Objective 2. To study the effects of water deficit and ABA on root hydraulic architecture
To study the emerging properties of whole root growth responses to water deficit, we used a combination of high throughput phenotyping techniques for root hydraulics (pressure chamber techniques) and root growth which were applied to fully grown Arabidopsis plants cultivated in hydroponics. These approaches were used to investigate root systems in a large set of water deficit and exogenous ABA treatments and genotypes. In particular, dose-dependent effects of PEG showed a stimulatory effect of mild and moderate water deficit on root hydraulics and architecture, whereas these two traits were drastically inhibited under severe water deficit. To explore the role of ABA and auxin on the developmental and hydraulic responses to water deficit, several ABA- and auxin-related genotypes were investigated. In brief, our results revealed that ABA mediates most effects of water deficit on root water uptake capacity, which were dependent on both root architecture and aquaporin activity. Results obtained from this project will be used to develop a model of root hydraulic architecture responses to water limitation.
Results obtained within DROUGHTROOT have been gathered in two research articles which correspond to the two main project’s objectives and are about to be submitted. Dr Rosales also disseminated the outlines and partial results of the project by oral communications and posters in several international conferences and seminars. Furthermore, DROUGHTROOT allowed funding the 3-month internship of a pre-graduated student from the University of Montpellier. Finally, Dr Rosales participated in teaching activities, within the CultiVar program organized by CIRAD and University of Montpellier, and Science vulgarization during the Science Festival 2017 organized by the host department.

This work uncovered a key mechanism that underlies the dual response of plant roots to water deficit. It showed how water deficit induces changes in both root development and aquaporin activity, to adjust water uptake by roots to unfavourable conditions. Furthermore, the use of exogenous hormone treatments and mutants identified ABA as a central regulator and integrator of the water deficit responses in Arabidopsis.

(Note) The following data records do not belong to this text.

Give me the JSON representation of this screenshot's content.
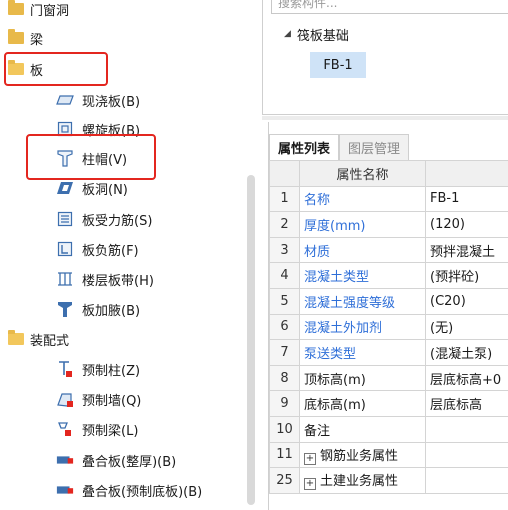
{
  "tree": {
    "items": [
      {
        "label": "门窗洞",
        "icon": "folder-icon"
      },
      {
        "label": "梁",
        "icon": "folder-icon"
      },
      {
        "label": "板",
        "icon": "folder-open-icon"
      },
      {
        "label": "现浇板(B)",
        "icon": "slab-icon"
      },
      {
        "label": "螺旋板(B)",
        "icon": "spiral-slab-icon"
      },
      {
        "label": "柱帽(V)",
        "icon": "column-cap-icon"
      },
      {
        "label": "板洞(N)",
        "icon": "slab-hole-icon"
      },
      {
        "label": "板受力筋(S)",
        "icon": "slab-rebar-icon"
      },
      {
        "label": "板负筋(F)",
        "icon": "negative-rebar-icon"
      },
      {
        "label": "楼层板带(H)",
        "icon": "floor-strip-icon"
      },
      {
        "label": "板加腋(B)",
        "icon": "slab-haunch-icon"
      },
      {
        "label": "装配式",
        "icon": "folder-open-icon"
      },
      {
        "label": "预制柱(Z)",
        "icon": "precast-column-icon"
      },
      {
        "label": "预制墙(Q)",
        "icon": "precast-wall-icon"
      },
      {
        "label": "预制梁(L)",
        "icon": "precast-beam-icon"
      },
      {
        "label": "叠合板(整厚)(B)",
        "icon": "composite-slab-icon"
      },
      {
        "label": "叠合板(预制底板)(B)",
        "icon": "composite-bottom-slab-icon"
      }
    ]
  },
  "component_tree": {
    "search_placeholder": "搜索构件...",
    "node": "筏板基础",
    "child": "FB-1"
  },
  "properties": {
    "tabs": [
      "属性列表",
      "图层管理"
    ],
    "column_header": "属性名称",
    "rows": [
      {
        "num": "1",
        "name": "名称",
        "value": "FB-1",
        "blue": true
      },
      {
        "num": "2",
        "name": "厚度(mm)",
        "value": "(120)",
        "blue": true
      },
      {
        "num": "3",
        "name": "材质",
        "value": "预拌混凝土",
        "blue": true
      },
      {
        "num": "4",
        "name": "混凝土类型",
        "value": "(预拌砼)",
        "blue": true
      },
      {
        "num": "5",
        "name": "混凝土强度等级",
        "value": "(C20)",
        "blue": true
      },
      {
        "num": "6",
        "name": "混凝土外加剂",
        "value": "(无)",
        "blue": true
      },
      {
        "num": "7",
        "name": "泵送类型",
        "value": "(混凝土泵)",
        "blue": true
      },
      {
        "num": "8",
        "name": "顶标高(m)",
        "value": "层底标高+0",
        "blue": false
      },
      {
        "num": "9",
        "name": "底标高(m)",
        "value": "层底标高",
        "blue": false
      },
      {
        "num": "10",
        "name": "备注",
        "value": "",
        "blue": false
      },
      {
        "num": "11",
        "name": "钢筋业务属性",
        "value": "",
        "blue": false,
        "expand": "+"
      },
      {
        "num": "25",
        "name": "土建业务属性",
        "value": "",
        "blue": false,
        "expand": "+"
      }
    ]
  },
  "colors": {
    "highlight": "#e3261f",
    "link": "#2f6fd8",
    "selected": "#cfe3f7"
  }
}
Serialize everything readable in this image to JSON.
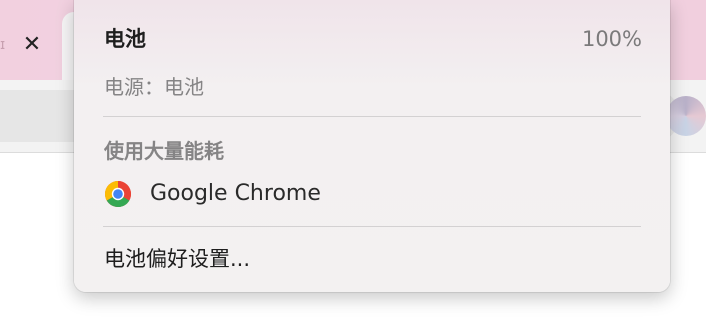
{
  "background": {
    "tab_close_glyph": "✕",
    "tab_fragment_text": "ɪ"
  },
  "battery_menu": {
    "title": "电池",
    "percent": "100%",
    "power_source": "电源：电池",
    "section_heading": "使用大量能耗",
    "apps": [
      {
        "name": "Google Chrome",
        "icon": "chrome-icon"
      }
    ],
    "preferences_label": "电池偏好设置..."
  },
  "colors": {
    "tabstrip_pink": "#f2d0df",
    "menu_background": "#f3f1f1",
    "chrome_red": "#ea4335",
    "chrome_yellow": "#fbbc05",
    "chrome_green": "#34a853",
    "chrome_blue": "#4285f4"
  }
}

The DROUGHTROOT project addressed an emerging problem in the European agriculture, due to the threats of global change on both plant growth and production of plant foods. We believe that reducing water needs through plant science technologies is feasible. Besides improved water management techniques, crops with improved water use efficiency may be developed. In particular, root functions offer wide opportunities for improving crop performance under environmental stress but their potentialities have not been fully explored. In this context, DROUGHTROOT developed a unique combination of approaches in the model plant Arabidopsis thaliana to enhance our fundamental knowledge of root growth and water transport at two different levels. Firstly, we worked at the tissue level and analysed in detail the physiological and molecular responses involved in LR development. Secondly, we integrated these responses at the whole plant level in the unifying concept of root hydraulic architecture. Another innovative feature of the project was undoubtedly its multiscale and multi-disciplinary dimension: the proposed approach integrated physiological, biochemical and molecular responses to study hormonal mechanisms regulating root hydraulic architecture and its involvement in water deficit tolerance. In summary, DROUGHTROOT has allowed to enhance scientific knowledge on topics of crucial socio-economic importance. It will help in the search for root traits to improve the yield and quality of crops under adverse environmental conditions.